Jannik Sinner has put his calm Australian Open-winning performance down to having to "grow up fast".
Considering he had just won his first Grand Slam title, the Italian celebrated in a no-fuss manner in front of a noisy Rod Laver Arena.
Trailing by two sets in his first major final, the 22-year-old produced a masterclass in composure as he launched an epic comeback against Daniil Medvedev in Melbourne.
"I like to dance in the pressure storm," said Sinner, who remained serene even while he lifted the Norman Brookes Challenge Cup.
Once one of Italy's most promising young skiers, Sinner had to cook and clean for himself when he moved away from home at the age of 14 after deciding to swap the slopes for a career in tennis.
It is a decision that has worked out well for the level-headed Sinner, who barely wobbled as he converted his first Championship point to become the youngest Australian Open winner since 2008, when Novak Djokovic won his first title aged 20.
Before Sunday's final he had dropped just one set - and that was against world number one and 10-time champion Djokovic.
"There is always pressure, but the pressure is something good. You have to take it in a good way. It's a privilege, no?" he said.
'I had to grow up fast'
It was not until the age of 12 that Sinner, a national giant slalom runner-up as a junior, decided to focus solely on tennis - a move that prompted him to move away from his family two years later.
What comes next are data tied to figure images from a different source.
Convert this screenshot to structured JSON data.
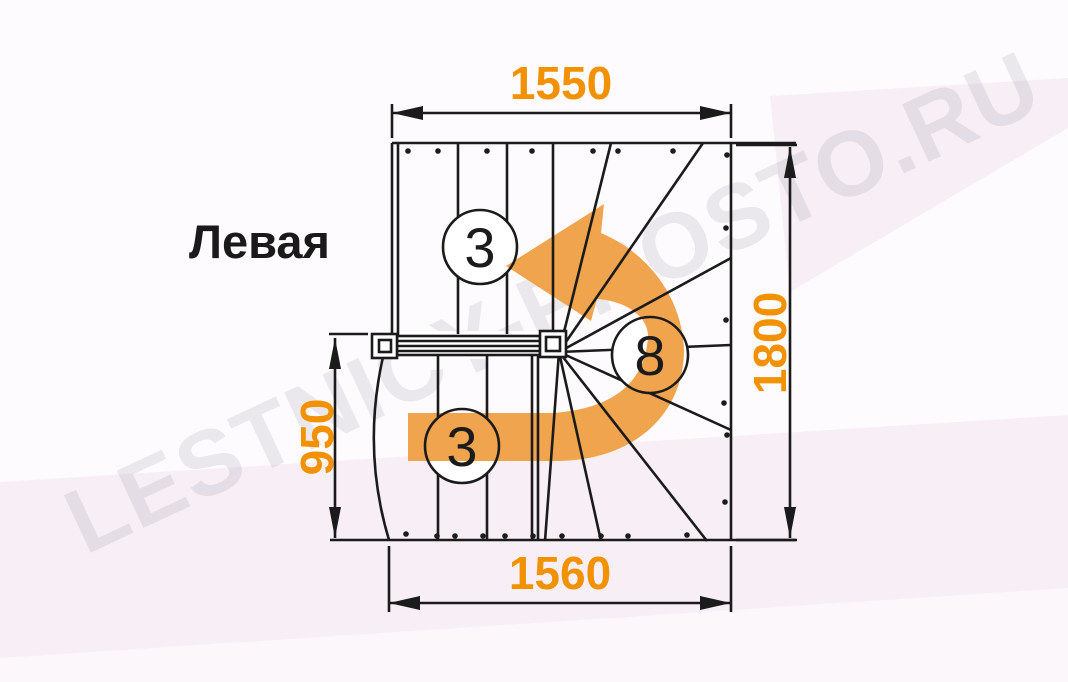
{
  "title": "Левая",
  "watermark_text": "LESTNICY-PROSTO.RU",
  "dimensions": {
    "top": "1550",
    "right": "1800",
    "left": "950",
    "bottom": "1560"
  },
  "step_labels": {
    "upper_flight": "3",
    "winder": "8",
    "lower_flight": "3"
  },
  "colors": {
    "accent": "#F29102",
    "arrow": "#F0A44E",
    "line": "#1B1B1B",
    "bg_pink": "#F7EFF5",
    "bg_white": "#FDFBFD",
    "watermark": "rgba(80,65,95,0.10)"
  }
}
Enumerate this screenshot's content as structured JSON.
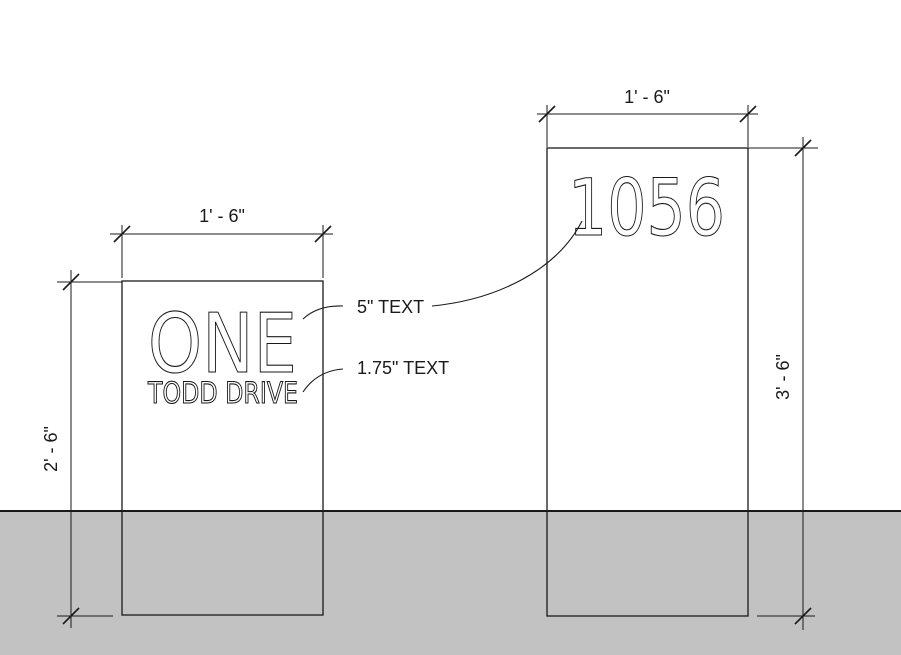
{
  "drawing": {
    "ground_color": "#c2c2c2",
    "line_color": "#1a1a1a",
    "background_color": "#ffffff"
  },
  "left_sign": {
    "line1": "ONE",
    "line2": "TODD DRIVE",
    "width_dim": "1' - 6\"",
    "height_dim": "2' - 6\""
  },
  "right_sign": {
    "number": "1056",
    "width_dim": "1' - 6\"",
    "height_dim": "3' - 6\""
  },
  "annotations": {
    "large_text_label": "5\" TEXT",
    "small_text_label": "1.75\" TEXT"
  }
}
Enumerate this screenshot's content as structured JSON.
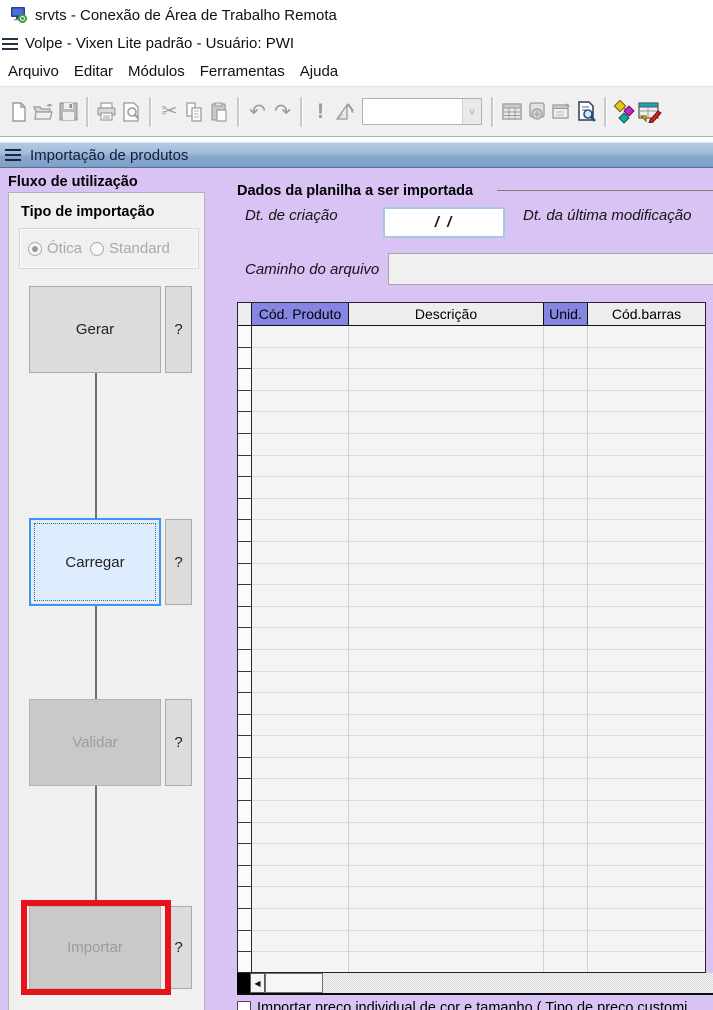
{
  "rdp_title": {
    "label": "srvts - Conexão de Área de Trabalho Remota",
    "icon": "remote-desktop-icon"
  },
  "app_title": {
    "label": "Volpe - Vixen Lite padrão - Usuário: PWI",
    "icon": "hamburger-icon"
  },
  "menu": {
    "items": [
      "Arquivo",
      "Editar",
      "Módulos",
      "Ferramentas",
      "Ajuda"
    ]
  },
  "toolbar": {
    "icons": [
      "new-document",
      "open-folder",
      "save",
      "print",
      "print-preview",
      "cut",
      "copy",
      "paste",
      "undo",
      "redo",
      "execute",
      "design-ruler",
      "grid-view",
      "calculator",
      "properties",
      "search-document",
      "sort-flow",
      "grid-edit"
    ],
    "combo_value": ""
  },
  "window_bar": {
    "title": "Importação de produtos",
    "icon": "hamburger-icon"
  },
  "flow": {
    "title": "Fluxo de utilização",
    "import_type": {
      "title": "Tipo de importação",
      "options": [
        {
          "label": "Ótica",
          "selected": true,
          "enabled": false
        },
        {
          "label": "Standard",
          "selected": false,
          "enabled": false
        }
      ]
    },
    "help_label": "?",
    "buttons": [
      {
        "label": "Gerar",
        "state": "normal"
      },
      {
        "label": "Carregar",
        "state": "focused"
      },
      {
        "label": "Validar",
        "state": "disabled"
      },
      {
        "label": "Importar",
        "state": "disabled",
        "annotation": "red-highlight-rectangle"
      }
    ]
  },
  "sheet": {
    "title": "Dados da planilha a ser importada",
    "creation_date_label": "Dt. de criação",
    "creation_date_value": "/    /",
    "modified_date_label": "Dt. da última modificação",
    "file_path_label": "Caminho do arquivo",
    "file_path_value": "",
    "table": {
      "columns": [
        "Cód. Produto",
        "Descrição",
        "Unid.",
        "Cód.barras"
      ],
      "highlighted_columns": [
        "Cód. Produto",
        "Unid."
      ],
      "row_count": 30,
      "rows": []
    },
    "checkbox_label": "Importar preço individual de cor e tamanho ( Tipo de preço customi",
    "checkbox_checked": false
  },
  "colors": {
    "content_background": "#d9c3f4",
    "window_bar_gradient_top": "#b5cbe4",
    "window_bar_gradient_bottom": "#7f9fc6",
    "panel_background": "#f0f0f0",
    "header_highlight": "#8686e2",
    "focused_button_border": "#3e96e8",
    "focused_button_fill": "#ddedfd",
    "annotation_red": "#e6131a"
  }
}
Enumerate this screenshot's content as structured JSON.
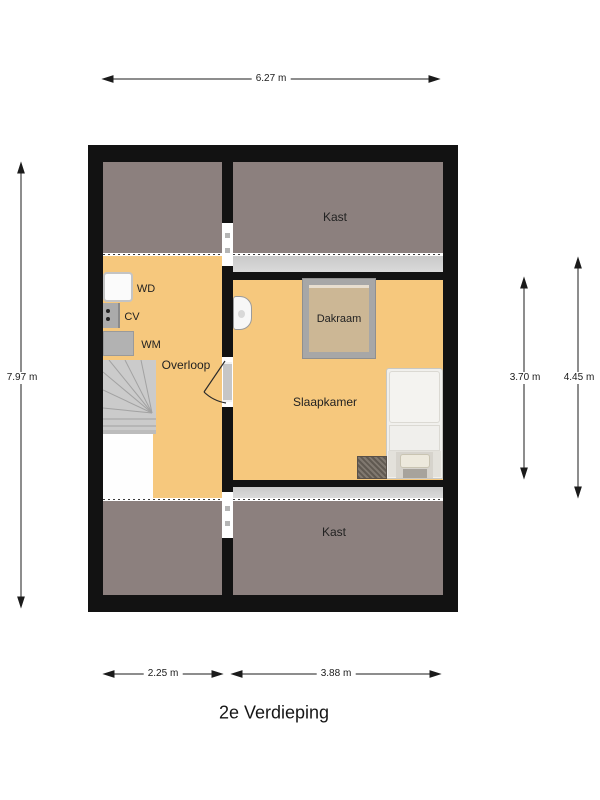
{
  "title": "2e Verdieping",
  "dimensions": {
    "top": "6.27 m",
    "left": "7.97 m",
    "right_inner": "3.70 m",
    "right_outer": "4.45 m",
    "bottom_left": "2.25 m",
    "bottom_right": "3.88 m"
  },
  "rooms": {
    "kast_top": "Kast",
    "kast_bottom": "Kast",
    "overloop": "Overloop",
    "slaapkamer": "Slaapkamer",
    "dakraam": "Dakraam"
  },
  "appliances": {
    "wd": "WD",
    "cv": "CV",
    "wm": "WM"
  },
  "colors": {
    "wall": "#121212",
    "floor_orange": "#f6c87d",
    "storage_gray": "#8c807e",
    "threshold_band": "#d3d3d3",
    "skylight_fill": "#ccb795",
    "skylight_frame": "#a7a7a7"
  }
}
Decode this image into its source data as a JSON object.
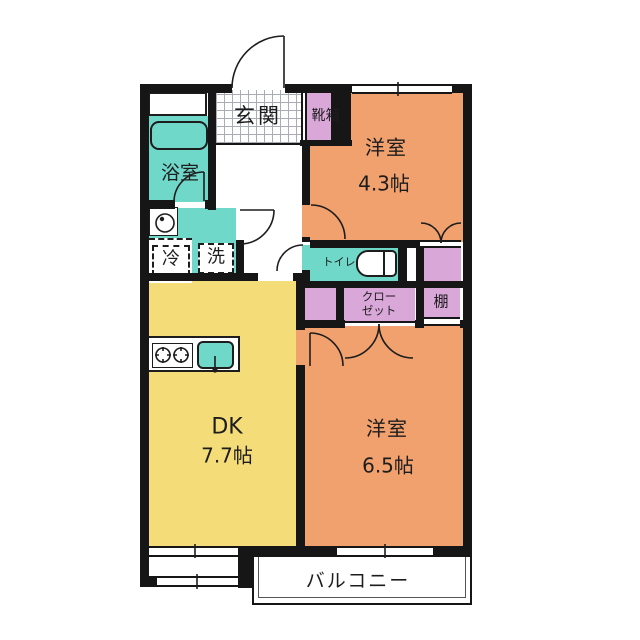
{
  "floorplan": {
    "kind": "apartment-floor-plan",
    "labels": {
      "entrance": "玄関",
      "shoe_box": "靴箱",
      "bathroom": "浴室",
      "fridge": "冷",
      "washer": "洗",
      "toilet": "トイレ",
      "closet_line1": "クロー",
      "closet_line2": "ゼット",
      "shelf": "棚",
      "room1_name": "洋室",
      "room1_size": "4.3帖",
      "dk_name": "DK",
      "dk_size": "7.7帖",
      "room2_name": "洋室",
      "room2_size": "6.5帖",
      "balcony": "バルコニー"
    },
    "colors": {
      "room_orange": "#f0a16e",
      "dk_yellow": "#f4dc79",
      "wet_area_teal": "#6fd8c9",
      "storage_pink": "#d9a7d8",
      "wall_black": "#161616",
      "tile_line_gray": "#a9adb3"
    }
  }
}
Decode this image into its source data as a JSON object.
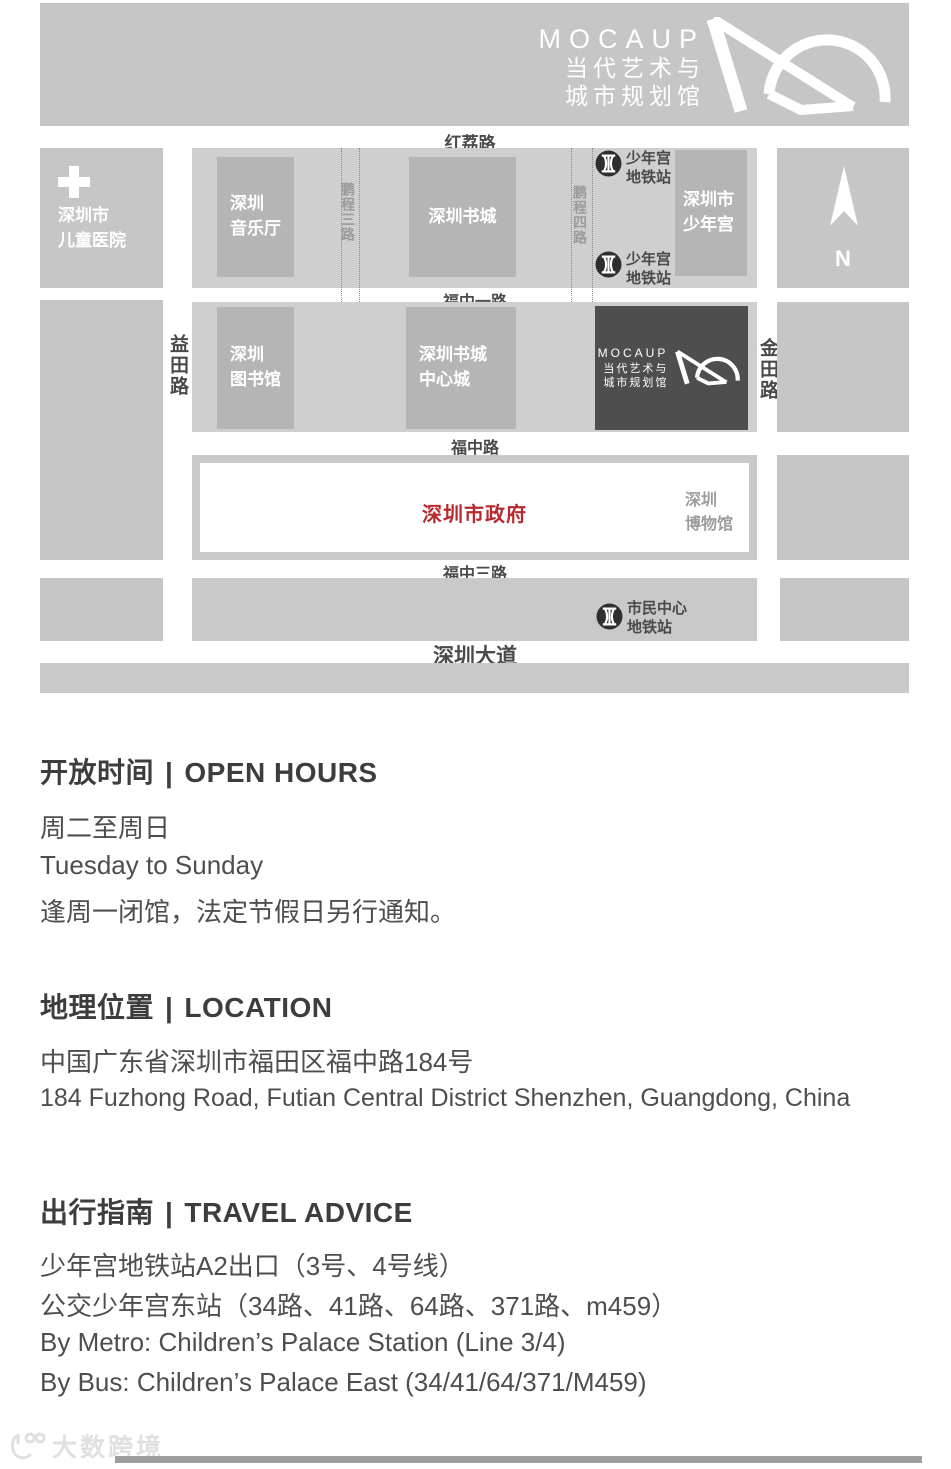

"I went away from home when I was 14 years old. So I had to grow up quite fast, trying to cook for myself, trying to do laundry," Sinner said.
"That was maybe the fastest way to grow up."
Despite being away from his parents, Sinner's coaches say his "wonderful" mother and father have brought him up "really well".
"What you see of Jannik on the court is incredibly respectful, whether it be to the umpires or ball-kids or lines-people, anybody around," Darren Cahill said.
"He's got his feet on the ground. His parents are exactly the same as him."
In line with growing up fast, Sinner's journey to tennis success has been a quick one.
Aged 17 he won his first title on the Challenger Tour and nine months later he established himself as one of the sport's brightest young stars by winning the NextGen Finals title.
Since then he has won 10 ATP titles, reached the semi-finals of Wimbledon and won his first major in Melbourne - but the world number four still says it's hard for his success to sink in.
"You don't even realise how fast things are going," said Sinner.
"Sitting here with this trophy, watching it - for me, I still have to realise it has happened."
Sinner has been cheered on throughout the highs and lows of his journey to date by the 'Carota Boys' - a loyal group of Italian fans who attend his matches wearing carrot costumes after Sinner ate one at a changeover during a match in Vienna in 2019.
Before the final, Sinner joked his fan group had even become more famous than him - but that is certainly not the case after he became just the second player in the Open Era to fight back from two sets down to win the Australian Open final.
The 'Carota Boys', who were at his matches earlier in the tournament, were watching the final together in Turin but there were plenty of other fans holding up toy carrots or dressed in orange on Rod Laver Arena.
A new era for Italian tennis
Before Sunday's final, only one Italian man had won a Slam in the Open Era - Adriano Panatta at Roland Garros in 1976.
Now Sinner is the first Italian player - male or female - to win an Australian Open singles title.
Sinner represents a new era for tennis in Italy, who last had singles success at a major when Flavia Pennetta won the women's title at the US Open in 2015.
Matteo Berrettini threatened to break the mould on the men's side when he reached the Wimbledon final in 2021 and the last four at Melbourne Park a year later.
Now Italy have a new men's Grand Slam winner in Sinner, who already made history for his country in November when he inspired them to their first Davis Cup title for 47 years, beating Djokovic en route to the final of the men's team event.
"The last years with the Davis Cup, and now with the Slam of Jannik is something unbelievable," Sinner's coach Simone Vagnozzi said.
"But it's coming from I think 10 years ago. We have a federation that organises a lot of tournaments so the young players can stay close to home. They can play a lot without spending a lot of money, because we know that tennis is difficult, especially for the young player."
There is also a bright future for Italy in the men's doubles after Simone Bolelli and Andrea Vavassori made it to the final, eventually losing to second seeds Rohan Bopanna and Matthew Ebden on Saturday.
They will hope to follow in the footsteps of Sinner, the little boy who grew up fast and became a Grand Slam champion.